Add context to Splunk 'source'

jorritfolmer / TA-dmarc

Add-on for ingesting DMARC aggregate reports into Splunk

https://splunkbase.splunk.com/app/3752

15 stars 8 forks source link

Add context to Splunk 'source' #16

Closed malvidin closed 5 years ago

malvidin commented 6 years ago

I recommend adding available email and/or file data for the Splunk 'source' for all processed files, if possible. Below is one possible option.

IMAP

TA-dmarc/email@domain.org/domain.com!domain.org!123456.gz

Directory

TA-dmarc/domain.com!domain.org!123456.gz

jorritfolmer commented 6 years ago

PR merged.

For setting the Splunk source field of imapped reports, I think we best combine imap2dir and dir2splunk into a new class "rfc822tosplunk". This enables us to:

set the appropriate source
add relevant mail headers to a new rfc822 json object with stuff like rfc822.from, rfc822.subject, rfc822.dkim.domain, rfc822.dkim.domain.validation_result (issue #11)
move from a batched imap -> dir flow, to a single flow by message
re-use this new class to ingest maildir style dirs

malvidin commented 6 years ago

Does it matter which email RFC is mentioned (822, 2822, 5322)?

I do not have access to IMAP, so I cannot test any code against actual reports.
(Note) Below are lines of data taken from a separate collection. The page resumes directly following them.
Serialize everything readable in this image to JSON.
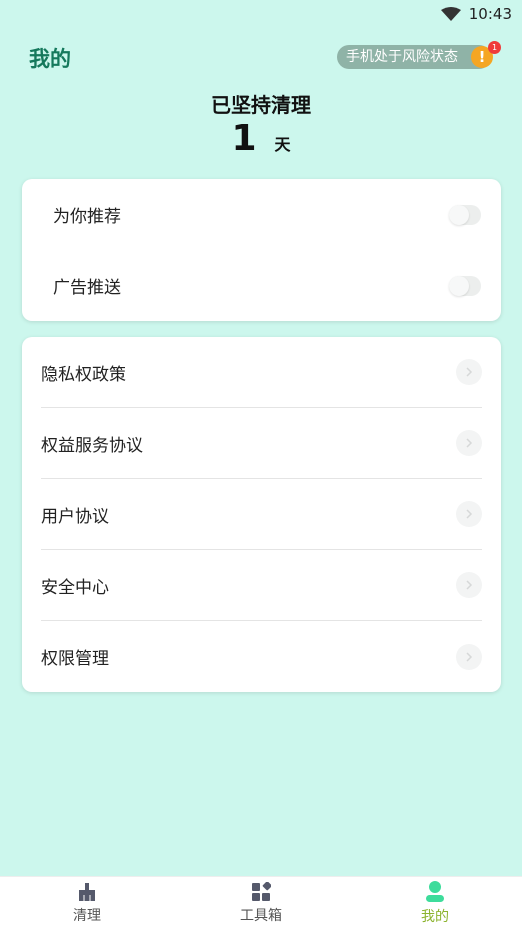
{
  "status_bar": {
    "time": "10:43"
  },
  "header": {
    "title": "我的",
    "risk_text": "手机处于风险状态",
    "risk_badge_count": "1",
    "risk_warn_glyph": "!"
  },
  "stats": {
    "label": "已坚持清理",
    "value": "1",
    "unit": "天"
  },
  "toggles": [
    {
      "label": "为你推荐",
      "on": false
    },
    {
      "label": "广告推送",
      "on": false
    }
  ],
  "links": [
    {
      "label": "隐私权政策"
    },
    {
      "label": "权益服务协议"
    },
    {
      "label": "用户协议"
    },
    {
      "label": "安全中心"
    },
    {
      "label": "权限管理"
    }
  ],
  "nav": {
    "items": [
      {
        "label": "清理",
        "icon": "broom-icon",
        "active": false
      },
      {
        "label": "工具箱",
        "icon": "toolbox-grid-icon",
        "active": false
      },
      {
        "label": "我的",
        "icon": "person-icon",
        "active": true
      }
    ],
    "active_color": "#8cb32e",
    "inactive_color": "#555555"
  },
  "colors": {
    "background": "#ccf7ed",
    "title_green": "#15795c",
    "warning_orange": "#f5a623",
    "badge_red": "#ef3b3b"
  }
}
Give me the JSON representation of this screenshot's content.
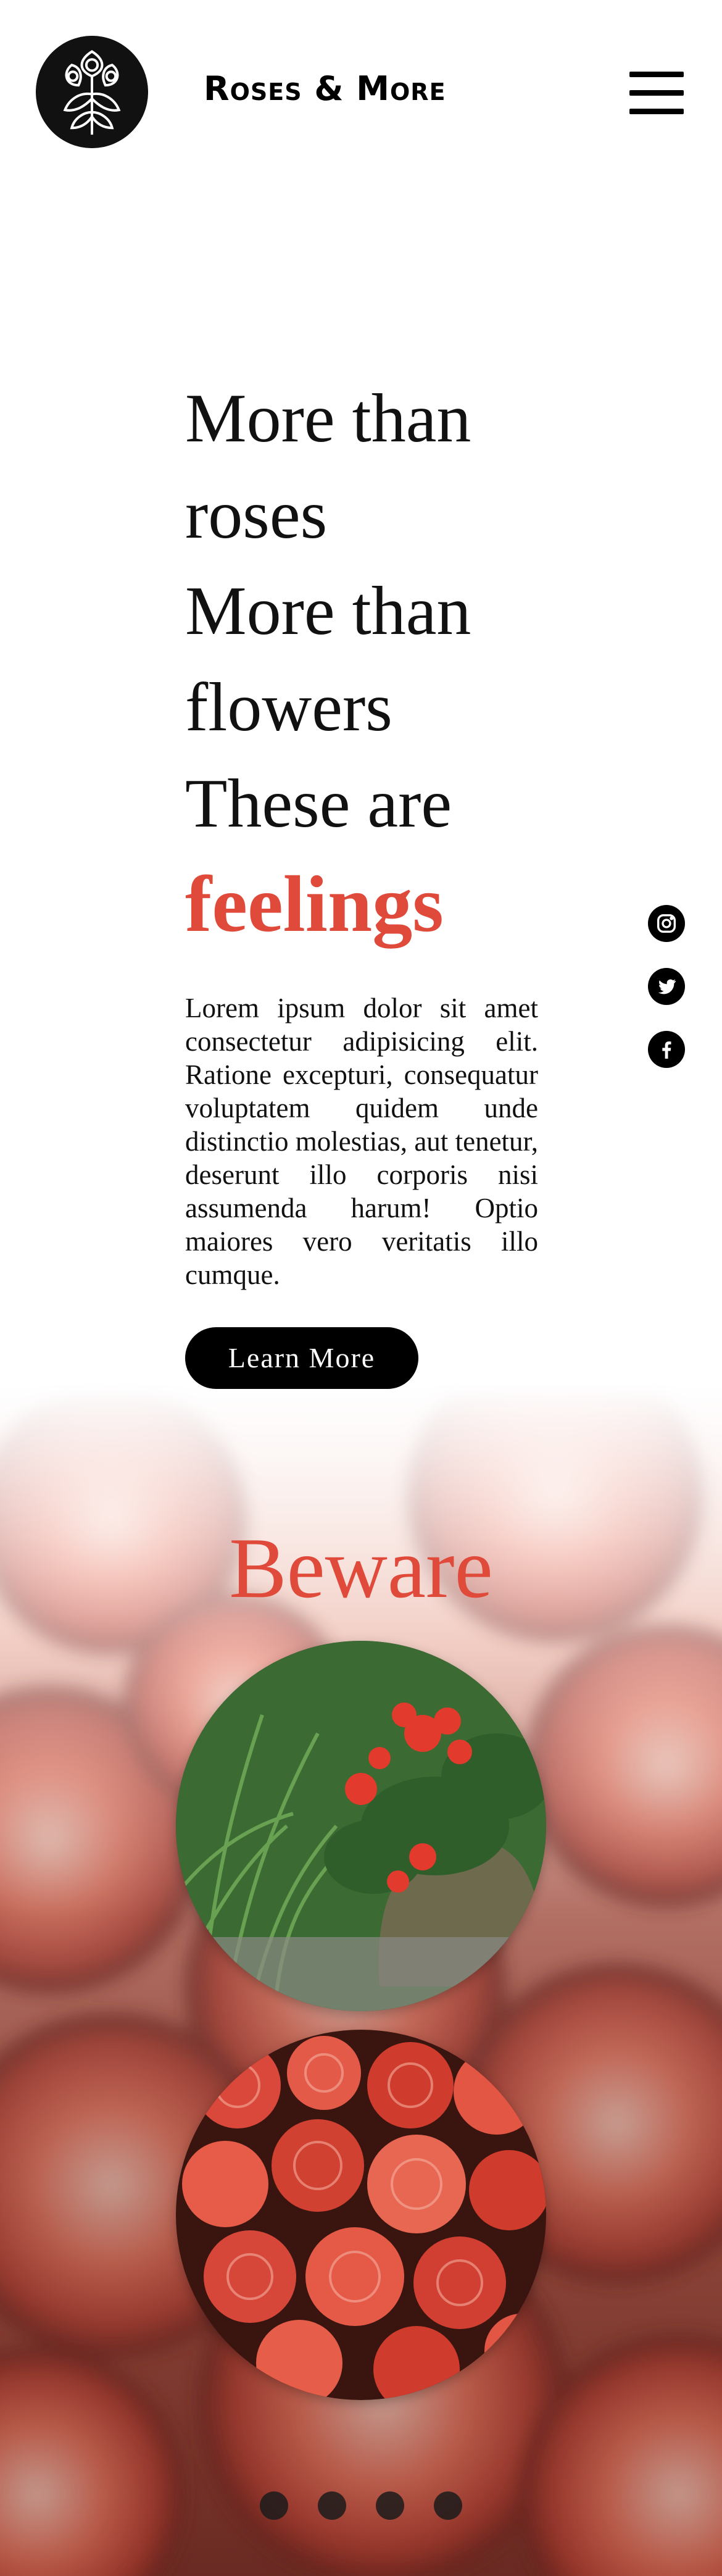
{
  "header": {
    "brand": "Roses & More",
    "menu_icon": "hamburger-menu-icon",
    "logo_icon": "rose-emblem-logo"
  },
  "hero": {
    "lines": [
      "More than",
      "roses",
      "More than",
      "flowers",
      "These are"
    ],
    "accent": "feelings",
    "body": "Lorem ipsum dolor sit amet consectetur adipisicing elit. Ratione excepturi, consequatur voluptatem quidem unde distinctio molestias, aut tenetur, deserunt illo corporis nisi assumenda harum! Optio maiores vero veritatis illo cumque.",
    "button": "Learn More"
  },
  "social": {
    "icons": [
      "instagram-icon",
      "twitter-icon",
      "facebook-icon"
    ]
  },
  "gallery": {
    "title": "Beware",
    "images": [
      "red-begonia-potted-plant",
      "red-begonia-blooms-closeup"
    ],
    "dots": 4
  },
  "colors": {
    "accent": "#e04a3a",
    "button_bg": "#000000"
  }
}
Should the dmarc code be maintained in a different repository, and merged into TA-dmarc periodically?

jorritfolmer commented 6 years ago

I committed some initial DKIM stuff in the rfc822tosplunk branch a while ago. It works with the current code and emits only log messages now. While working on this I discoved that it is likely a bad idea to go for one giant class to handle everything. Too much duplication of code. So in input_module_dmarc_json_imap I added some commented out pseudocode just to see if multiple smaller classes would be a better idea. I think it is, but thats also where I left things becauce time.

Regarding IMAP testing: You can setup a local Dovecot imap server to which you copy some dmarc mails.